The thing is, Jesus wasn’t white; neither the historical person of Jesus nor the way Jesus addresses the world from the pages of the Gospel. He was “Black Jesus,” which is James Cone’s shorthand for the Oppressed One. When I finally began aligning my faith with the Black Jesus, the accretions of empire began peeling away, and I saw Jesus for who he truly is, the Jesus who proclaimed liberation for the oppressed and identified with those treated as the least of the members of society. Again, how could I have missed this truth for so long? The answer is stark and simple and terrifying: Because, like the church that formed me and the country that bore me, I am infected by white supremacy.
But the good news is this: the very Jesus who proclaimed liberation for the oppressed can heal me of this infection. I believe this to be true. My part – our part – in this healing comes in realizing that confronting racism in our own selves and in society is a spiritual discipline. It is both a political stance for social justice and a deep and recurring cleansing of the self of all that seeks dominion over the other. When we engage in this holy work, we are following the Jesus of the Gospel, who beckons us to walk down his loving, liberating, and life-giving way. As we walk, we remember the words of Psalm 51:
For behold, you look for truth deep within me,
and will make me understand wisdom secretly. […]
Create in me a clean heart, O God,
and renew a right spirit within me.
If you are having trouble aligning the history of the Western Christian Church with the words and witness of Jesus, then perhaps, you too, are trying to view Jesus from the wrong perspective. Jesus walked this world as the Oppressed One, who empowered those he met with the vision of liberation from the collective sins of society. Jesus was never the Mighty King of an earthly empire. His kingdom is not from this world. Whenever we pray, “Thy kingdom come, thy will be done,” remember the spiritual discipline inherent in those words, the discipline to partner with God in washing away all that seeks dominion over the other. We need not repeat the sins of Christian history.

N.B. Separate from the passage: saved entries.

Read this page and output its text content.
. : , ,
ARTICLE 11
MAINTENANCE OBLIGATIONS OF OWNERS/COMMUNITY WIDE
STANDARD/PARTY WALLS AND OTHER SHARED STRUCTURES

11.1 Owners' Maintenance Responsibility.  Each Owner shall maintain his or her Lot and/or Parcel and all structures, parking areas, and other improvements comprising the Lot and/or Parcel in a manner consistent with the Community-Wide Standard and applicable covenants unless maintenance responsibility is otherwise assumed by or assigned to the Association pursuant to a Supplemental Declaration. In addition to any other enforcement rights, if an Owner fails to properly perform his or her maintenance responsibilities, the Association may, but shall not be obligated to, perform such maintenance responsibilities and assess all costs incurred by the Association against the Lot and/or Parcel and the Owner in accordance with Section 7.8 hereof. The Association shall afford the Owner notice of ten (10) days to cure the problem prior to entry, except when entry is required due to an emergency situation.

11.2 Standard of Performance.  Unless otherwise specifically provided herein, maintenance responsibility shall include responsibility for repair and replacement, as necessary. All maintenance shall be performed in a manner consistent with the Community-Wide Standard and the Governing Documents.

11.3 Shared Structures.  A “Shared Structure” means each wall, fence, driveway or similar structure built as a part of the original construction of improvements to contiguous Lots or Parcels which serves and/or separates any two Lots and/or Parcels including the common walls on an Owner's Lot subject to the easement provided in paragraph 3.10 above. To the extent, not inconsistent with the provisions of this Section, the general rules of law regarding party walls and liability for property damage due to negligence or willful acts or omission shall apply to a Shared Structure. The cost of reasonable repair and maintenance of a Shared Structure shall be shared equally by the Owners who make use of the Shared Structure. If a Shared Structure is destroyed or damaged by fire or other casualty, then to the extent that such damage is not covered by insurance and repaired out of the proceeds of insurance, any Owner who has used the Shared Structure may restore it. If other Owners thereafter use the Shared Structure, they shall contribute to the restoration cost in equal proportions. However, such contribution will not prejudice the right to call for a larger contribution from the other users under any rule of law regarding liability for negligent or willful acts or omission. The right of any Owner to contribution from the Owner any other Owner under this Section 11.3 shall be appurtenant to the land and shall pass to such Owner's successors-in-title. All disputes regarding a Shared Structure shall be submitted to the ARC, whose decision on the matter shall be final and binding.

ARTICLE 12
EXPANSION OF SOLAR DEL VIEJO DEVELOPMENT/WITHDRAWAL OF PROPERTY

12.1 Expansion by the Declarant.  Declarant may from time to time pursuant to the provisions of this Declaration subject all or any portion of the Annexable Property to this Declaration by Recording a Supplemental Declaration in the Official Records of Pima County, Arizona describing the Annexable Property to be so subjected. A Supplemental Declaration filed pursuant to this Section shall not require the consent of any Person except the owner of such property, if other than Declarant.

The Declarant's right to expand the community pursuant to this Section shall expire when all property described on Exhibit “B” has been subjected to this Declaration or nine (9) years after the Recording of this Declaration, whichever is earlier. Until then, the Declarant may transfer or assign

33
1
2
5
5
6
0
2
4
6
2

The true vision of Jesus beckons us to a hope-filled future of justice, equity, and love.
Banner image: John Legend as Jesus in NBC’s live Jesus Christ Superstar (2018).

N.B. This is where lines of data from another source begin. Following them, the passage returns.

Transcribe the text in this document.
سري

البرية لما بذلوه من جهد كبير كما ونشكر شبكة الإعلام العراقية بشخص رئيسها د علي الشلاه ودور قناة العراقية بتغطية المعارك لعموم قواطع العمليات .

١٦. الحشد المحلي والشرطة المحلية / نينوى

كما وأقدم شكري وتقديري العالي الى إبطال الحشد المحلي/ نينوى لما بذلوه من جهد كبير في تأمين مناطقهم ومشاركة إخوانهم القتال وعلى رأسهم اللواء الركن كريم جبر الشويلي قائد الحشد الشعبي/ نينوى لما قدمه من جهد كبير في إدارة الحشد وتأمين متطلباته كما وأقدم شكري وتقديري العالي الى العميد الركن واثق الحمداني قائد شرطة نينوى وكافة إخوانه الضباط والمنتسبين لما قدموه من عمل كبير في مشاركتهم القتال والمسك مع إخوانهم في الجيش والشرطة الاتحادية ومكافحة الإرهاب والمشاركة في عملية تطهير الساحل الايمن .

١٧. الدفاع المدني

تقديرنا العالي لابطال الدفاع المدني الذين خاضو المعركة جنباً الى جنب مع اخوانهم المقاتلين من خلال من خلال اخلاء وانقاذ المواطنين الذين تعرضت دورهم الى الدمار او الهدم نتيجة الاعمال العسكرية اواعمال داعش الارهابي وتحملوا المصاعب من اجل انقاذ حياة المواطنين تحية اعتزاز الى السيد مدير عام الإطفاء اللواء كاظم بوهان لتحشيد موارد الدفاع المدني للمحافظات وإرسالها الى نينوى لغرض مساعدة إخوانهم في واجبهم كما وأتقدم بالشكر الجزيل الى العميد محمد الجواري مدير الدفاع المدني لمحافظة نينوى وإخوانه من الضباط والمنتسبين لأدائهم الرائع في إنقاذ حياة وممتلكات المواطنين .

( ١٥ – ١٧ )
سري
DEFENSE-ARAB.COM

Here’s a quotation from James Cone’s A Black Theology of Liberation: “God’s revelation has nothing to do with white suburban ministers admonishing their congregation to be nice to black persons. It has nothing to do with voting for open occupancy or holding a memorial service for Martin Luther King, Jr. God’s revelation means a radical encounter with the structures of power which King fought against to his death. It is what happens in a black ghetto when the ghettoized decide to strike against their enemies. In a word, God’s revelation means liberation — nothing more, nothing less.”

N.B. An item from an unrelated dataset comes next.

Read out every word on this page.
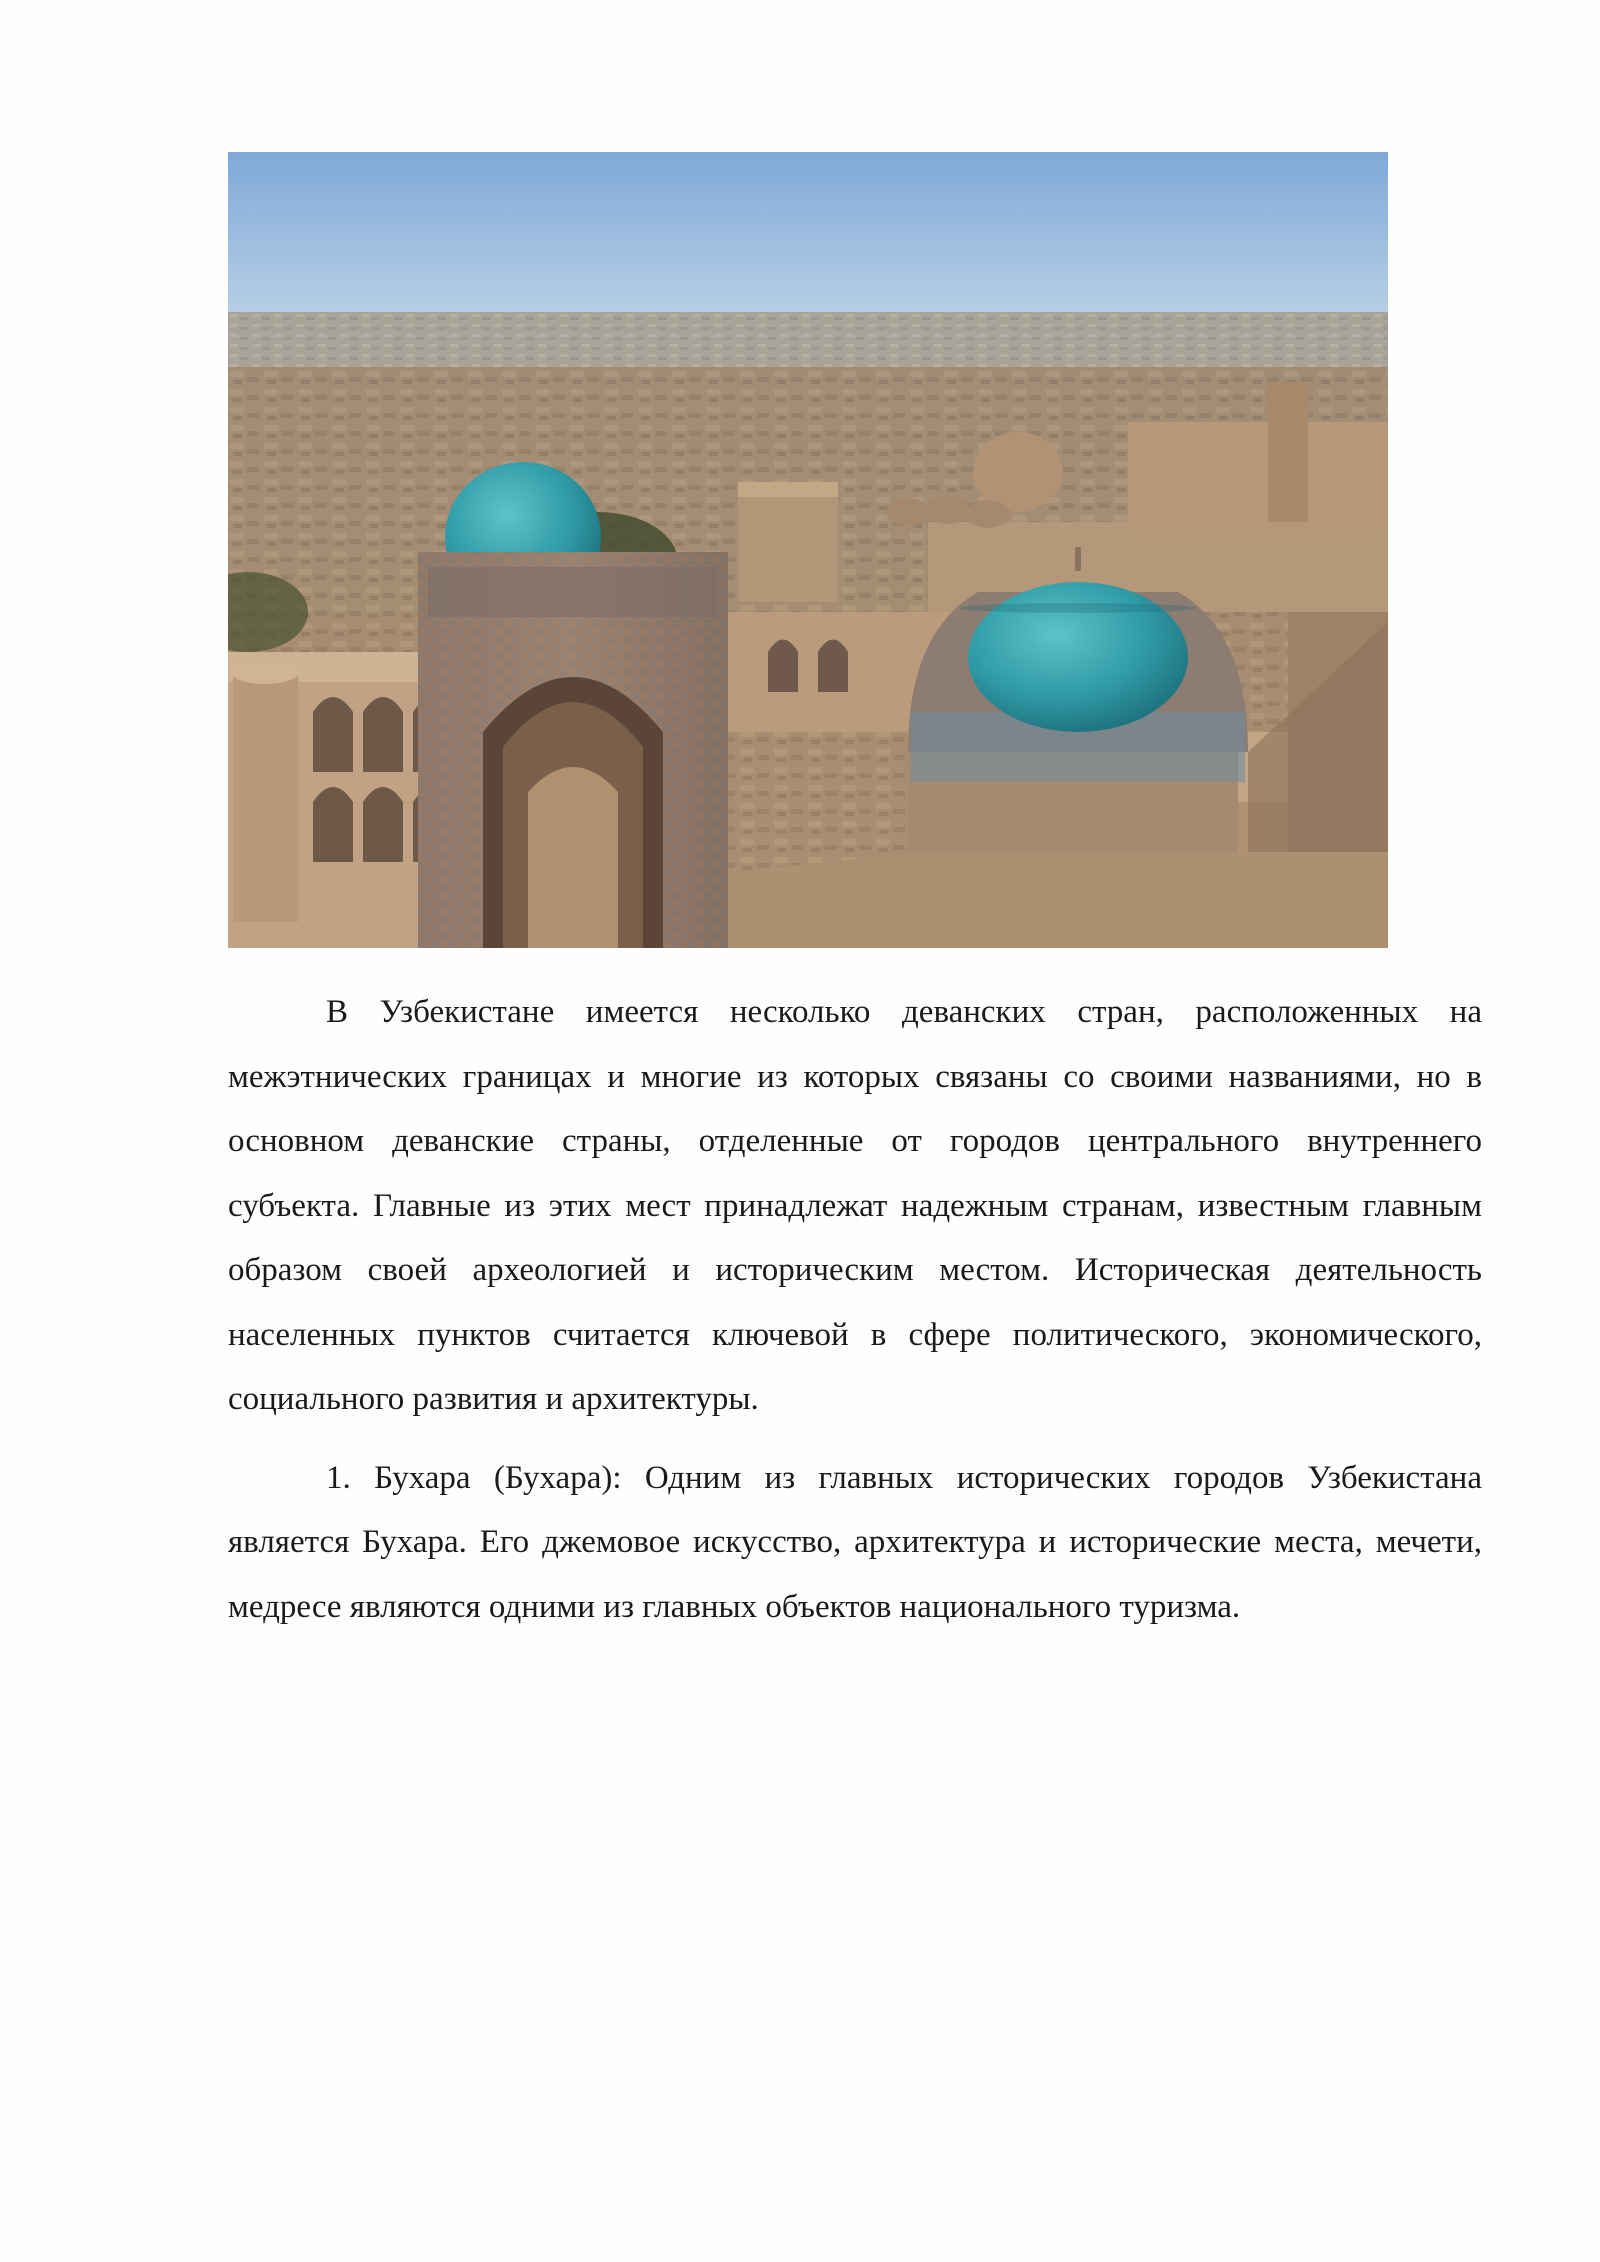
В Узбекистане имеется несколько деванских стран, расположенных на межэтнических границах и многие из которых связаны со своими названиями, но в основном деванские страны, отделенные от городов центрального внутреннего субъекта. Главные из этих мест принадлежат надежным странам, известным главным образом своей археологией и историческим местом. Историческая деятельность населенных пунктов считается ключевой в сфере политического, экономического, социального развития и архитектуры.

1. Бухара (Бухара): Одним из главных исторических городов Узбекистана является Бухара. Его джемовое искусство, архитектура и исторические места, мечети, медресе являются одними из главных объектов национального туризма.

This is a challenging book, both because it is heavy in theological content and it speaks completely against the “Jesus of Empire” worldview that the white western Church created, in which so many of us, myself included, were socialized. It is essential reading for a basis in liberation theology, but I would not advise it being in the first or even the tenth book you read if you are just starting out reading books that are going to challenge your white worldview. (Make it the 11th.)